Simon Keenlyside is a trained recitalist and opera singer - and good teaching in Lieder is that you don't move too much...

I was just going to say! Well, I have testimony from many of the singers on Orfeo that the directors often arrive without knowing the music, or what they want you to do - they tell you to get up there. And I said, well, if it's good who gets credit? Singers said, if it's good the director takes credit, if it's bad it's the singers' fault! I felt it absolutely necessary for every dancer to know that score backward, but I had no idea it would garner such respect from the singers that they did. Because they hadn't yet learned the whole score, until they had to. And René Jacobs was just astonished - he said, in the press conference: at last I have as a director someone who actually knows the score.

In other words, there's a big potential for singers who want to move better, and dancers who want to understand the music better - that this area is really not much exploited.

You must understand how I mean this, but divertissement sections in opera are often some of the very worst dancing I've ever seen in my life - and nobody writes about it, but they should.

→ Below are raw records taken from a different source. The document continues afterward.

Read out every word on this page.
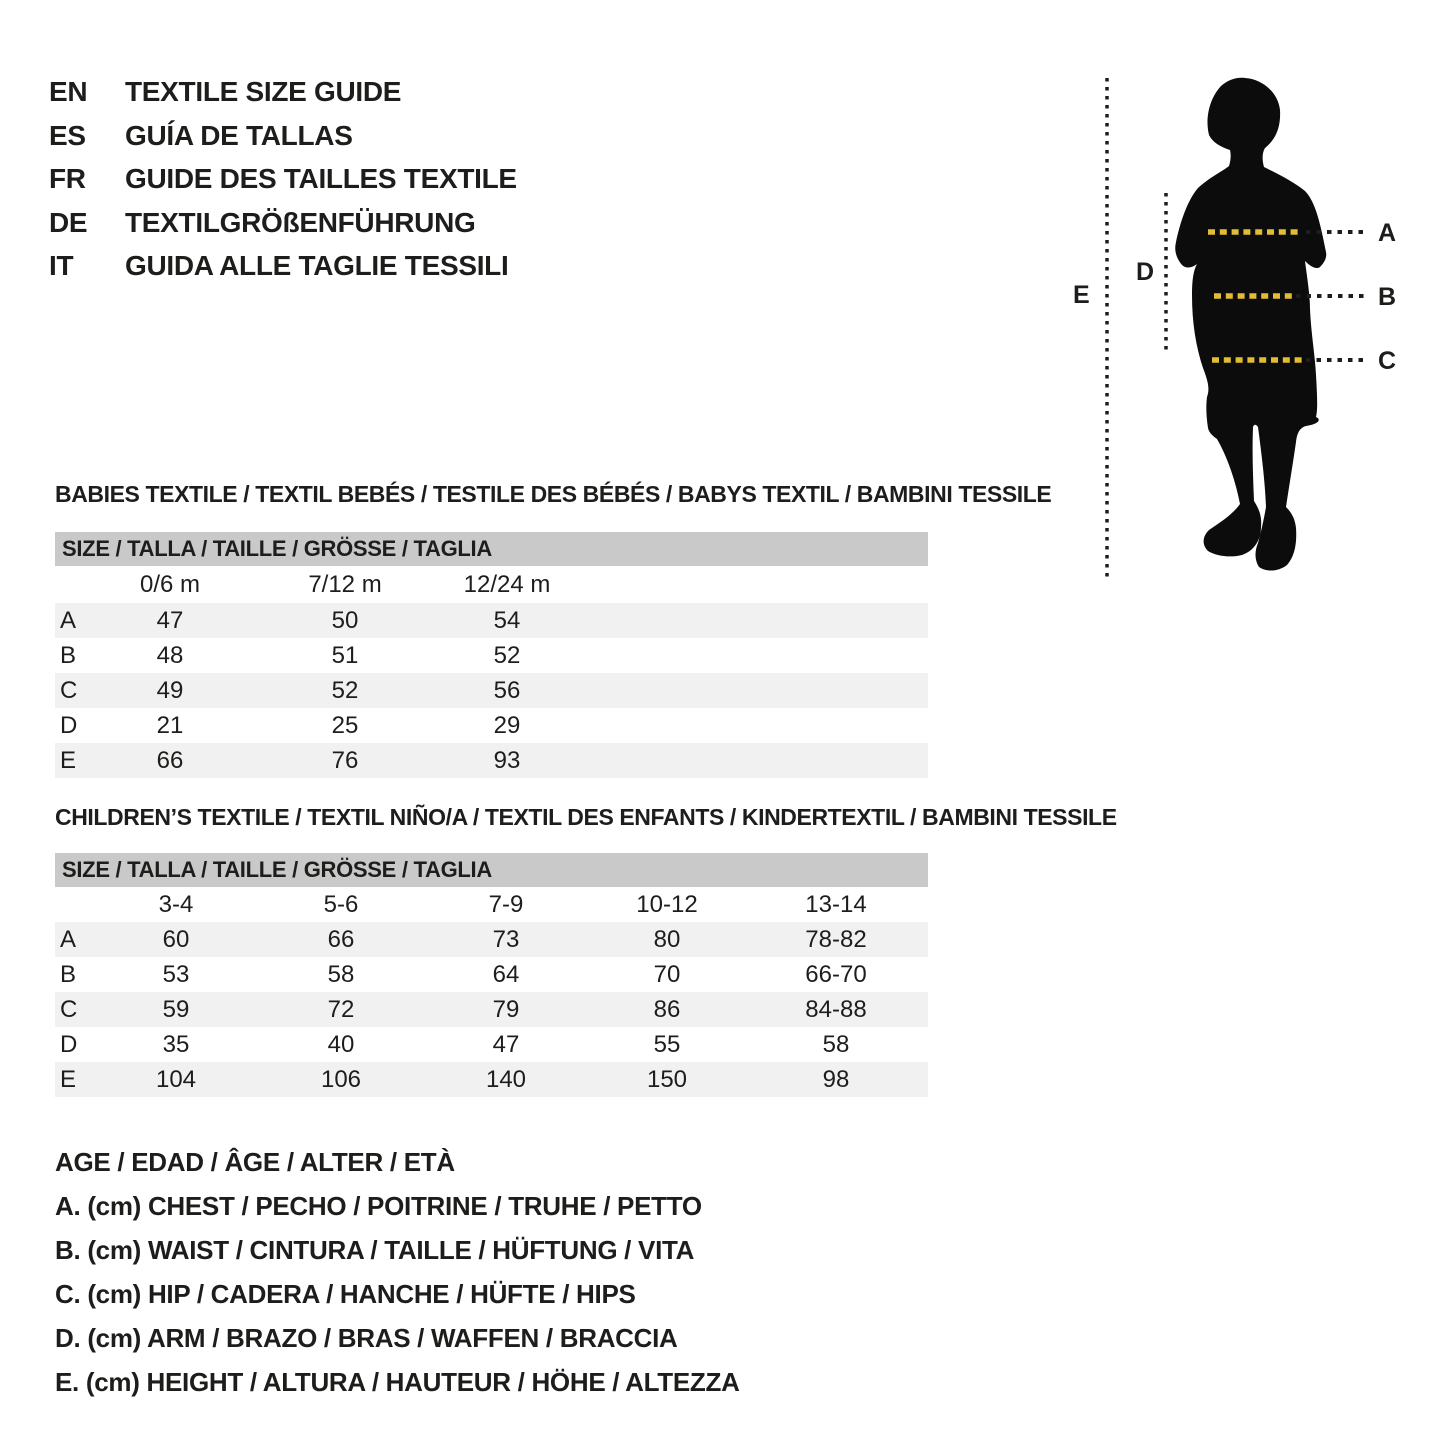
EN	TEXTILE SIZE GUIDE
ES	GUÍA DE TALLAS
FR	GUIDE DES TAILLES TEXTILE
DE	TEXTILGRÖßENFÜHRUNG
IT	GUIDA ALLE TAGLIE TESSILI
A
B
C
D
E
BABIES TEXTILE / TEXTIL BEBÉS / TESTILE DES BÉBÉS / BABYS TEXTIL / BAMBINI TESSILE
SIZE / TALLA / TAILLE / GRÖSSE / TAGLIA
0/6 m	7/12 m	12/24 m
A	47	50	54
B	48	51	52
C	49	52	56
D	21	25	29
E	66	76	93
CHILDREN’S TEXTILE / TEXTIL NIÑO/A / TEXTIL DES ENFANTS / KINDERTEXTIL / BAMBINI TESSILE
SIZE / TALLA / TAILLE / GRÖSSE / TAGLIA
3-4	5-6	7-9	10-12	13-14
A	60	66	73	80	78-82
B	53	58	64	70	66-70
C	59	72	79	86	84-88
D	35	40	47	55	58
E	104	106	140	150	98
AGE / EDAD / ÂGE / ALTER / ETÀ
A. (cm) CHEST / PECHO / POITRINE / TRUHE / PETTO
B. (cm) WAIST / CINTURA / TAILLE / HÜFTUNG / VITA
C. (cm) HIP / CADERA / HANCHE / HÜFTE / HIPS
D. (cm) ARM / BRAZO / BRAS / WAFFEN / BRACCIA
E. (cm) HEIGHT / ALTURA / HAUTEUR / HÖHE / ALTEZZA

No standard is being exercised at all, and there is so much more that can be done.

Thinking about the centuries when the ballet divertissements were so highly regarded in the operas, the public must have fully expected an equal highlight; dancers fully as engaged and polished as the singers.

But those pieces of choreography have been lost now. so people are making it up now. Great choreographers are on the job, most of the time, but ideally I think one would put together an opera ensemble and train them. Nowadays they are of different nationalities, backgrounds and experiences, and they come together for 10 minutes to work with you.

Jennifer Tipton's doing your lighting - like the poetry/music partnership, lighting and your dance must be partners too?

Absolutely every element in this production is conveying the narrative, and Jennifer is a very powerful partner in that. She knew the music well, she hears it very well, and the text. And she was coming up with ideas and concepts always, there's a structure in her lighting - and this was a very long and demanding project for the lighting, given these short numbers. You will see that it is relevant - if you look there. I didn't look at it fully, at first, I didn't study it, because I was working on mine. But now as we got from city to city, I look at that lighting and I am in love with the lighting! Though don't say that because it will sound silly in the paper!

Do you have a son?

I have one son.

It's an identification of a mother with a teenage son and that music of Winterreise, the new dimension it takes - one's fears for this young man who refuses to believe there is an alternative to despair, that he is determined to finish his days barefoot on the ice. I wonder if having a son is an extra factor that draws you to this piece.

Yes, it's one. Suicide is one of those sidelined tragedies in which people don't have much information. Americans don't deal well with mental illness - there are not easily found support systems for people to talk with each other instead of hiding this secret drama inside. I've thought about it a lot.

Winterreise is such a creation - the way I found it was only because my father loved German lieder, but most people wouldn't happen upon Schubert's Winterreise. And this experience that you're making won't be just for people who already know and as it were protect this piece as theirs, as their own intense experience, but for people who come to dance and don't know the music at all. This isn't a dead 200-year-old thing, this piece of music - this is about you, or me, or anyone at 25.

[Pause.] You put it so well. No one knows better than me just how Schubert doesn't need my dancing on the stage. What a brazen thing to do! but they asked me and I did it the best I could with the most respect.